Shaking his head, he could not understand why he was haunted by those words in that moment. Strangely, he did not know why he had been overcome by grief or the paranoia about his own inheritance until the conclusion of cowardice struck him.

Fear had stolen his most noble traits, and through the help of the friendship of Thomas as well as having a goal, he had found himself again. It was in finding himself that his gaze drifted to the envelope atop the writing table.

The letter from his father had sat there for months, completely untouched unless one counted the occasional dusting. The seal of a seven pointed crown sat there as if staring at him. There was a pulsing from it that he could not rightfully explain to anyone and still sound sane.

On this night, the very air seemed to urge him.
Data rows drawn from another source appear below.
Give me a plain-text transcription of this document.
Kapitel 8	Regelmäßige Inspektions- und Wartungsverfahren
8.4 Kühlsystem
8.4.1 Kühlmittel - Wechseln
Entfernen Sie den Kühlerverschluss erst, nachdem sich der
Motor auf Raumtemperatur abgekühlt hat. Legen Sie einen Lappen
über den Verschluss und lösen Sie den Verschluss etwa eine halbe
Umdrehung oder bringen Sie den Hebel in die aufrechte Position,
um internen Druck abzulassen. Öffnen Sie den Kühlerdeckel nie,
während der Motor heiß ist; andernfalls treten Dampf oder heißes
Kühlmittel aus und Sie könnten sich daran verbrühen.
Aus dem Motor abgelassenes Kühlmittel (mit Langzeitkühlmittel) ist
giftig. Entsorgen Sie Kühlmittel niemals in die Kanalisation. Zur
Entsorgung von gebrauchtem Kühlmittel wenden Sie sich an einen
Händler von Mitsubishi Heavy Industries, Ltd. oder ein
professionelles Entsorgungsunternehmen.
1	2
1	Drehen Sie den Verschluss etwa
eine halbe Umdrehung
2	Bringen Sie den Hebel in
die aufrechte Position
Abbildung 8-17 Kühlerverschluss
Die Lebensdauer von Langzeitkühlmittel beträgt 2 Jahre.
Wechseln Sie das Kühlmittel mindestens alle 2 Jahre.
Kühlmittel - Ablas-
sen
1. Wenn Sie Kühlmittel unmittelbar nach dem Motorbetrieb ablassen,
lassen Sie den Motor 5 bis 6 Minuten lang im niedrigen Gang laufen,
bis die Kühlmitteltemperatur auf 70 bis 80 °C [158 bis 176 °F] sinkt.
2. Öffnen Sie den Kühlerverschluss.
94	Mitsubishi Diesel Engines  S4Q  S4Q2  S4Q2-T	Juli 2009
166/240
He had put off his father’s words long enough. With everything right in the world, he would know what Richard Wolcott would say to him/

With a slow breath, Silas reached out and picked up the letter. He reached into the top left hand drawer of the desk and pulled out a letter opening knife. With a flourish, the seal was broken but none of the paper was harmed. He opened it and released the parchment from within.

My Dearest Son, Silas,

If you are reading this, then the chill has finally taken me. Do not trust the physicians’ assurances of what is good or ill with my body, for they know nothing of the true boundary that lies between a man and his death. My body fails not from age or illness but from overreach.

You will not understand these words upon first reading them. It is my intention that by plainly writing of my own life, you will understand both myself and the circumstances around my demise that much better.
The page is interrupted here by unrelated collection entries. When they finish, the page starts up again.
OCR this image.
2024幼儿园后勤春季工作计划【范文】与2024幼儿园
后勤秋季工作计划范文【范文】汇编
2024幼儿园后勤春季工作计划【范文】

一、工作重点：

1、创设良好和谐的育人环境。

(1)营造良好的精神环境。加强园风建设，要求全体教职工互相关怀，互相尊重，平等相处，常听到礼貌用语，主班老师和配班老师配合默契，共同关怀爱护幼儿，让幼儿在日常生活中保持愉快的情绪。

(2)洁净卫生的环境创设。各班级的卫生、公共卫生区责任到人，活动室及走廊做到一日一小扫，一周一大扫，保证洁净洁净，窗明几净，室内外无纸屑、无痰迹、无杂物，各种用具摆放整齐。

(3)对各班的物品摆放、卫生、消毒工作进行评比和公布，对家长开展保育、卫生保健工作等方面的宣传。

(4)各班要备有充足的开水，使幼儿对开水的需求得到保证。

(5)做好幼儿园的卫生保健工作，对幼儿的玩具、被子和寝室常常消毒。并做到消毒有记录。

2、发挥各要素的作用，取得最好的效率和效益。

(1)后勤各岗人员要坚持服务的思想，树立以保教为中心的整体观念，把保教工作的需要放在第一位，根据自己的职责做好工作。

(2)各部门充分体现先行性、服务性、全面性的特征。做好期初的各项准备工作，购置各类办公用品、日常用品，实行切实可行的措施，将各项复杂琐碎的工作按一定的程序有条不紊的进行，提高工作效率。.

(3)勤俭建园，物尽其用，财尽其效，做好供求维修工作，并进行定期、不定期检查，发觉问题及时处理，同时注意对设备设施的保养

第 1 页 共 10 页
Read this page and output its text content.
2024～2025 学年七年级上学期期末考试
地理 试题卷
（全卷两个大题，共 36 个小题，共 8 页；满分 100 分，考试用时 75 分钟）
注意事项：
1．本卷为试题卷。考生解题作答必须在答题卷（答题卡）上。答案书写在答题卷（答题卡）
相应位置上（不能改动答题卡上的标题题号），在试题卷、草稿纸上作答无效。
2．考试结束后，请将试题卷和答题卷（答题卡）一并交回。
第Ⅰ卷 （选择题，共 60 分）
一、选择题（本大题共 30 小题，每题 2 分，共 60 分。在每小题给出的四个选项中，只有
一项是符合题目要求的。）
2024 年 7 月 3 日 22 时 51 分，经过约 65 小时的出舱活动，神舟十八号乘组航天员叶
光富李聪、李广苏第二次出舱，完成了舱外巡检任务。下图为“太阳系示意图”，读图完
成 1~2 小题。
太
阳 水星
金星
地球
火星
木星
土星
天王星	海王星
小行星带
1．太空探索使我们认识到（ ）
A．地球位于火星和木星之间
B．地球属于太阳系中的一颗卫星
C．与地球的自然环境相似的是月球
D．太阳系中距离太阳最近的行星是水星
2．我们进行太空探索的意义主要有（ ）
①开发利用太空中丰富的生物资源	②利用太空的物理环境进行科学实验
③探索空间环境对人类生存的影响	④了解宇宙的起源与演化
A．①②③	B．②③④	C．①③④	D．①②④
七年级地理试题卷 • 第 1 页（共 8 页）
What is it that character from that Dumas book you so adore? ‘You know me well?’ Well, I should hope that you ‘you know me better’, my son.
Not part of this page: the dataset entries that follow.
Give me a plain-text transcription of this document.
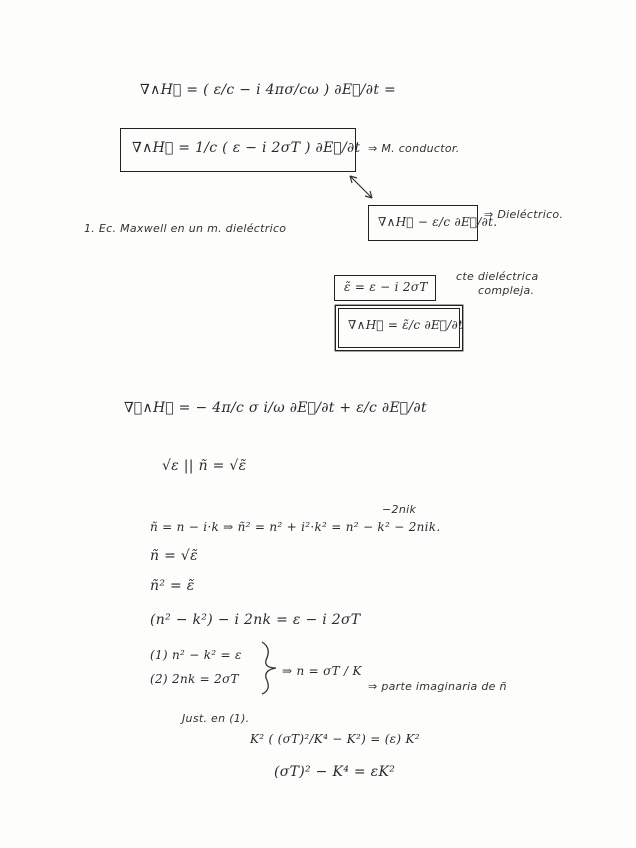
∇∧H⃗ = ( ε/c − i 4πσ/cω ) ∂E⃗/∂t =
∇∧H⃗ = 1/c ( ε − i 2σT ) ∂E⃗/∂t ⇒ M. conductor.
1. Ec. Maxwell en un m. dieléctrico	∇∧H⃗ − ε/c ∂E⃗/∂t.
⇒ Dieléctrico.
ε̃ = ε − i 2σT
cte dieléctrica
compleja.
∇∧H⃗ = ε̃/c ∂E⃗/∂t
∇⃗∧H⃗ = − 4π/c σ i/ω ∂E⃗/∂t + ε/c ∂E⃗/∂t
√ε || ñ = √ε̃
−2nik
ñ = n − i·k ⇒ ñ² = n² + i²·k² = n² − k² − 2nik.
ñ = √ε̃
ñ² = ε̃
(n² − k²) − i 2nk = ε − i 2σT
(1) n² − k² = ε
(2) 2nk = 2σT
⇒ n = σT / K
⇒ parte imaginaria de ñ
Just. en (1).
K² ( (σT)²/K⁴ − K²) = (ε) K²
(σT)² − K⁴ = εK²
Since your mother passed into the earth, we both know that I have not been the same man you knew in your childhood. I am not one to simply accept your mother’s passing. At first, I wept, but then I labored day and night to bring her back.

I know this will not make much sense to you as a man that might have become clergy if your studies had gone a different direction. No ... I did not seek science or mundane solutions in that of man.

There are other powers at play, and I sought them like a man possessed.

I did not begin as a madman though. I swear that to you upon your mother’s grave. I began as a grieving husband. After she was gone, I realized that science and medicine had failed her, so I became a seeker of truth to remedy this injustice. But where science ends—in my ignorance ... No. In my cowardice, there begins the road I chose.

I sought out any and every option. I listened to fortune tellers, to charlatanes, to wise men ... until it led me to the arcane.

Thomas—ever faithful Thomas—has aided me in this endeavor. He is braver than most scholars I’ve known. With his help, I procured the necessary ... specimens for the application of the magic. Under moonlight, he dug up graves with fresh flesh. We performed the rites according to archaic texts from a bygone age. I had to translate them from older versions of Greek and Nordic languages as well as Egyptian for a Book that claimed to be a representation of death.

At the time, it was all fascinating. I felt like an adventuring magician, discovering the lost arts that humanity had given up in favor of the reckless gamble that we call modern medicine.

In time, our efforts produced results. Some of the corpses would twitch, mumble, ache to rise. We succeeded in motion, but never did a full resurrection come.

The problem was the soul, Silas. The soul is the great gap! You must see this! Know it! You will know it better in the future!

I attempted to cross the veil between live and death, my son! Not merely to rouse flesh, but to retrieve her spirit back to this life!

I constructed a circle, spoke the rites and words of power! I reached further than any modern man has ever before! It was magnificence itself.

The problem is that the veil is not a curtain. When one leans too far after a crossing of this veil, into death, it is not always guaranteed that he shall return in their entirety.

When I came back to my body, I was cold. And no warmth would stay. Not by fire. Not by sun. Not by blood. My physicians were puzzled.